Mobile dating service readies location offering
Gareth van Zyl
By Gareth van Zyl, Editor, ITWeb Africa
, 04 Mar 2012

Lonely hearts in Africa will soon be able to publicly or privately list their locations on a popular mobile phone dating service.

`Flirting` service Eskimi, accessed by 5.4 million mobile phone users in Africa, has partnered with Finland-based Gecko Landmarks to implement location-based tracking in the coming weeks.

Those looking for love using Eskimi on their handsets will soon be able see if any other users of the service are in the vicinity of landmarks nearby to them. The location tracking will then appear in a text-based format on an Eskimi user`s profile, chat, e-mails, dating profile search and, later on, even local, area-relevant advertising.

Eskimi focuses on emerging markets such as Indonesia, Thailand and Vietnam, which make up about a million users, according to the company`s CEO, Vytas Paukstys.

Africa is the dating service`s biggest market, as the continent has seen levels of mobile phone usage soar over the last 10 years to reach 500 million, according to a report by Booz & Company this year.

About 2.7 million people in Nigeria use Eskimi, while countries such as SA and Tanzania have about 200 000 to 300 000 users each, says Paukstys. The service launched in 2010.

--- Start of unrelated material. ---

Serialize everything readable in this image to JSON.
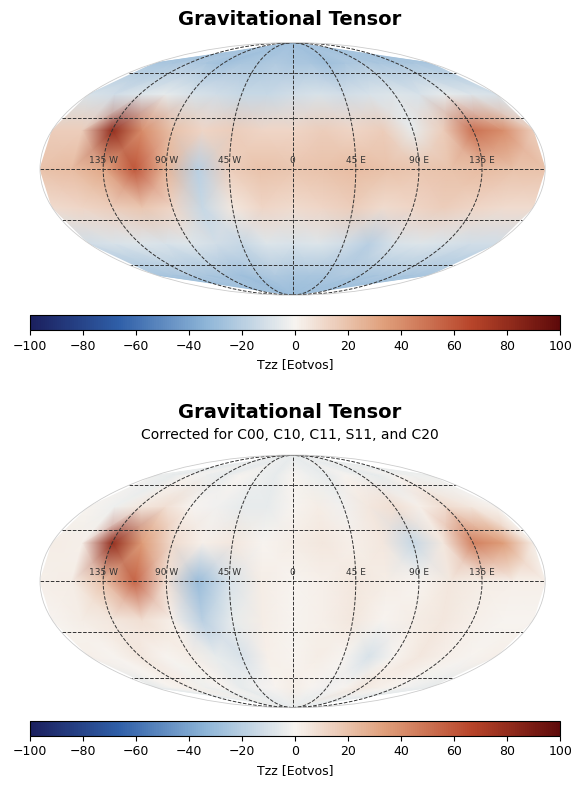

“It took us one year to grow from around almost zero to five million customers worldwide, and currently our biggest markets are [on the] continent [of] Africa,” Paukstys says.

Both Eskimi, which has its head office in Lithuania, and Gecko Landmarks say security risks around users revealing their data are mitigated by the fact that the service only lists landmarks close to users, and not their exact locations.

“You don`t have to give your exact location,” says Osmo Korri, Gecko Landmarks` COO.